Legal Question in Administrative Law in California
Inheritance
The father is dying and owns a home with equity. The father has credit card debt and enough assists in his bank account to pay the debts. The son who is the only heir does not plan to pay any of the credit card debt. Can they collect? How will they know the father died?
2 Answers from Attorneys
Re: Inheritance
The son, or whoever is the executor or administrator of the estate, will have to pay the father's debts. Does Dad have a living trust, or at least a will? Not having a living trust will cost thousands of dollars in probate costs and attorney fees. Not having even a will costs even more.
Re: Inheritance
The father's debts will become claims against the estate when he dies. The executor, administrator or if none the heirs themselves must pay the debts before they are entitled to the assets of the estate.
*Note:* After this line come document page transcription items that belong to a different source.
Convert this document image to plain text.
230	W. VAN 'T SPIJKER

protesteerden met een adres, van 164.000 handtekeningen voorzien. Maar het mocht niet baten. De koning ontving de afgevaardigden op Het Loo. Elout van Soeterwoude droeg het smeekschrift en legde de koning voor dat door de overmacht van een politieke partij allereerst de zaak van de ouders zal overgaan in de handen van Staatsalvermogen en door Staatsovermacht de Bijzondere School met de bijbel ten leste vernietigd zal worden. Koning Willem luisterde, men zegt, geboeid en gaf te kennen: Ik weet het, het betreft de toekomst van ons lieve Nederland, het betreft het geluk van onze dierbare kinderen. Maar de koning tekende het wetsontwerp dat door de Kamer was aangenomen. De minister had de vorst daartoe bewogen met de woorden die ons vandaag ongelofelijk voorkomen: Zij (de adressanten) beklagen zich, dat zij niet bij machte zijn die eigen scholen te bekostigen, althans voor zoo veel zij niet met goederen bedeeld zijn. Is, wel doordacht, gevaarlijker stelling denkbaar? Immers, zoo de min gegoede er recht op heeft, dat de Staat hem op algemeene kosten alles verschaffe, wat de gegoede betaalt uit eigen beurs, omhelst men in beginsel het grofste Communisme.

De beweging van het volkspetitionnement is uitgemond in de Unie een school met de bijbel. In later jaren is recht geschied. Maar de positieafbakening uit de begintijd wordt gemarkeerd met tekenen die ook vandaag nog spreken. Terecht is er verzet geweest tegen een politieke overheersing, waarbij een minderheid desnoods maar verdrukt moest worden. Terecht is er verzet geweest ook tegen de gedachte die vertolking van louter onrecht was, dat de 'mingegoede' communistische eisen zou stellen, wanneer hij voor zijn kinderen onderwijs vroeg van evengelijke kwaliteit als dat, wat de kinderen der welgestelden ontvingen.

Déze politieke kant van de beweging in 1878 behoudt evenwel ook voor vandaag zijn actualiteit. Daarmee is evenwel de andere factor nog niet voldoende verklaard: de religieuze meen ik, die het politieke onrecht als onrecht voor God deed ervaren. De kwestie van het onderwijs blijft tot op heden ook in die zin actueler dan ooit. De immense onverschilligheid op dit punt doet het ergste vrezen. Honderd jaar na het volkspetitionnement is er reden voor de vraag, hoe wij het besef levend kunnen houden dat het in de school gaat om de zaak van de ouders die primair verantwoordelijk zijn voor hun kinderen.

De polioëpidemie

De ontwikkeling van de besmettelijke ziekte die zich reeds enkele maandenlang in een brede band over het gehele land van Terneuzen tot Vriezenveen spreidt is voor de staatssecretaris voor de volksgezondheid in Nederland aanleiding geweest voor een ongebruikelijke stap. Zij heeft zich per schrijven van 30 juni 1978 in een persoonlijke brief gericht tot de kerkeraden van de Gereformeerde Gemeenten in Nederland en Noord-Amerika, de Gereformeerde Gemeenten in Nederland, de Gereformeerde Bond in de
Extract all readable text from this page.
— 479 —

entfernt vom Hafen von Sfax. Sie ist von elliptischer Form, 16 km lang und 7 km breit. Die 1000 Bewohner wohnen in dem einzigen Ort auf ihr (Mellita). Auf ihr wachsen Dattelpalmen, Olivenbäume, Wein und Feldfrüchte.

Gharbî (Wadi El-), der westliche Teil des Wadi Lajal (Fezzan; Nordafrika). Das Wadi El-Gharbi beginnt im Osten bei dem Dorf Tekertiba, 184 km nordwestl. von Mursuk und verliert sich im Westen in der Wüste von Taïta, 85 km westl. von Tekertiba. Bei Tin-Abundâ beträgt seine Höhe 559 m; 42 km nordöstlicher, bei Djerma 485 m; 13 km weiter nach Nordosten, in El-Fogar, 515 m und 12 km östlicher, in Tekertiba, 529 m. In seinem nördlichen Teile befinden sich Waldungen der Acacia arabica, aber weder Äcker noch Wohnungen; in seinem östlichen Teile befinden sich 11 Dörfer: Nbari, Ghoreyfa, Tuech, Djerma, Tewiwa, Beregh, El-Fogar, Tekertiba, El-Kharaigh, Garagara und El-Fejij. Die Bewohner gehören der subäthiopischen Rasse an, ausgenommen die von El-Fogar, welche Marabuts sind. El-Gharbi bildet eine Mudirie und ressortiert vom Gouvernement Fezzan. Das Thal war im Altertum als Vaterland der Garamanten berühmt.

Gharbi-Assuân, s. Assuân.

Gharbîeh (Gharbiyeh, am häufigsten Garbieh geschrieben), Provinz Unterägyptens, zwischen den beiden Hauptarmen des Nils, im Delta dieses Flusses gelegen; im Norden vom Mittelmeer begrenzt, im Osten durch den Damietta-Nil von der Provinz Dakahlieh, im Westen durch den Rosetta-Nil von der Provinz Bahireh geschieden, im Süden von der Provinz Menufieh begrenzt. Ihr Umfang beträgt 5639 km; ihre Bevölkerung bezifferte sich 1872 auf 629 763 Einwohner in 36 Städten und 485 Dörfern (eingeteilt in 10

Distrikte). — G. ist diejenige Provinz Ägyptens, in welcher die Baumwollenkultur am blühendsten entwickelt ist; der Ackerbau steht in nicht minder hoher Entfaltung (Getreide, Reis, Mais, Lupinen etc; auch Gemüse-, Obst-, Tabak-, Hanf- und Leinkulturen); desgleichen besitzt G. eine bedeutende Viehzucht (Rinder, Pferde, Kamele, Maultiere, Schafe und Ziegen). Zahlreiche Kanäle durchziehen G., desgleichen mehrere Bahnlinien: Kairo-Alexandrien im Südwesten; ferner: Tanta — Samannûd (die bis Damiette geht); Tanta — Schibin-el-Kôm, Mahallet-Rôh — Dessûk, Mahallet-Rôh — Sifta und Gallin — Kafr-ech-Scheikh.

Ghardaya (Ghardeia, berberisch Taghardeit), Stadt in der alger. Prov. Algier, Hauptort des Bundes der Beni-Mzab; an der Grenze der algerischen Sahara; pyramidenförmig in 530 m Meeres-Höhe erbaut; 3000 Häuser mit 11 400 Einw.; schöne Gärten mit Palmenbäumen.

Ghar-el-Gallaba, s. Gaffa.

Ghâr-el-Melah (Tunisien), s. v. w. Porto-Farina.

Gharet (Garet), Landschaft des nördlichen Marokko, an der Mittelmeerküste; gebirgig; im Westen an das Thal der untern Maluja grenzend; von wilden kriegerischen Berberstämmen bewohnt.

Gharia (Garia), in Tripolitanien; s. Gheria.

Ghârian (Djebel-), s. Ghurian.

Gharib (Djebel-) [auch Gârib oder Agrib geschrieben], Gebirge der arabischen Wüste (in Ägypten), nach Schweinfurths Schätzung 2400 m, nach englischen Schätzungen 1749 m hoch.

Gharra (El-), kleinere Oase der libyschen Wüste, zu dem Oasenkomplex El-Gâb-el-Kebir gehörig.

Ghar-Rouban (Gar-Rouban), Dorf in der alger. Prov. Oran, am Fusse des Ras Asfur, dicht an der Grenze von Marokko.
News of a person's death is available because a death certificate will be recorded by someone - the attending physician, mortician, coroner, executor, etc. - and that becomes a public record. Credit card companies and credit bureaus pick up computerized abstracts of death certificate filings and check them against their other records. If not, the Social Security Administration will find out - presumably you would notify them rather than going to prison for letting Social Security payments go on forever?
Also, anyone dealing with the property of an estate is going to get asked for a certified copy of the death certificate everywhere they turn, for example, in closing out bank accounts, trying to sell or re-title real estate, etc.
The sooner you pay off the high-interest credit cards, the better for you. I can assure you the interest rate doesn't go down when the primary cardholder dies. They will find you, and if you are committing fraud by hiding from them, the statute of limitations may be tolled during that time.